Three-Dimensional Effects of Solder Joints in Micro-Scale BGA Assembly

Abstract

Micro-scale BGA has attracted more and more interest due to their high performance/area ratio. This technology is especially important for mobile personal equipment, such as cellular phones and laptop computers. With the decrease of solder ball sizes, the reliability problem becomes the major concern for the package design, which requires more powerful tools to address this issue. Finite element method is a useful tool for packaging design and analysis. For some BGAs, the critical solder balls are sometimes not located at a symmetric plane and the deformations in three directions will affect the distribution of stress/strain in these solder balls.
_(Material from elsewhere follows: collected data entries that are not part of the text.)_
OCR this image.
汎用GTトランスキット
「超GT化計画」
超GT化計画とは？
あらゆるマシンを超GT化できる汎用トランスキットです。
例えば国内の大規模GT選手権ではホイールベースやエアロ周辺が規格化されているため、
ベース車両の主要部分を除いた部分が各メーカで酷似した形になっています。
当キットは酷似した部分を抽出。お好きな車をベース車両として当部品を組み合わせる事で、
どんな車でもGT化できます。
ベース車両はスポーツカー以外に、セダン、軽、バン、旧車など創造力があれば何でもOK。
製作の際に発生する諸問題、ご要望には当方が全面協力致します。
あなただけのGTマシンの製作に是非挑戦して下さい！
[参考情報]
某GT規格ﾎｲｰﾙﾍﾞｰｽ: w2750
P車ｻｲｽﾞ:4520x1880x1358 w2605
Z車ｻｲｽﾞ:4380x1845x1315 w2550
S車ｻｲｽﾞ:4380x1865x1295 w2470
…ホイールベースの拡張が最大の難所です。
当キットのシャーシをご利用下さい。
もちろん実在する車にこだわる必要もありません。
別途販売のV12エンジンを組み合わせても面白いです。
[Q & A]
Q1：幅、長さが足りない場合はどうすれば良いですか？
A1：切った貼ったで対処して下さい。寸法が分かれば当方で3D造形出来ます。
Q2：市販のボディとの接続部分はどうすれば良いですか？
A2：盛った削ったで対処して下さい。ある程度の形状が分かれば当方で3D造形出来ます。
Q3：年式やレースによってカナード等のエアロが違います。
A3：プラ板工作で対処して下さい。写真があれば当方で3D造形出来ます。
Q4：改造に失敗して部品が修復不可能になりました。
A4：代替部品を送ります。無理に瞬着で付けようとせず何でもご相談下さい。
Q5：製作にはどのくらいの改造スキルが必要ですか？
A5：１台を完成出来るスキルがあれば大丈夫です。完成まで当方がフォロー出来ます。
Therefore, a full three-dimensional analysis is necessary to address these effects. However, it is almost impossible to run a three-dimensional single finite element model to consider all design details even with simplified material properties, not to mention creep constitutive law. Therefore, the global/local modeling technique provides an alternate way, which can simplify the modeling work’ Significantly, reduce the computational time, and enhance the crucial information at critical locations. In this study, the global/local technique was used to study a micro-scale BGA assembly and to investigate the three-dimensional effects of stress/strain distribution inside the solder joints. It was found that the maximum creep strain is not located at the plane passing through the package center and solder joint axis. It was also found that the position of maximum creep strain will shift during first several cycles, but will stabilize after the fourth cycle. This result is also helpful in evaluating the reliability of the critical solder joints in micro-scale BGA assemblies.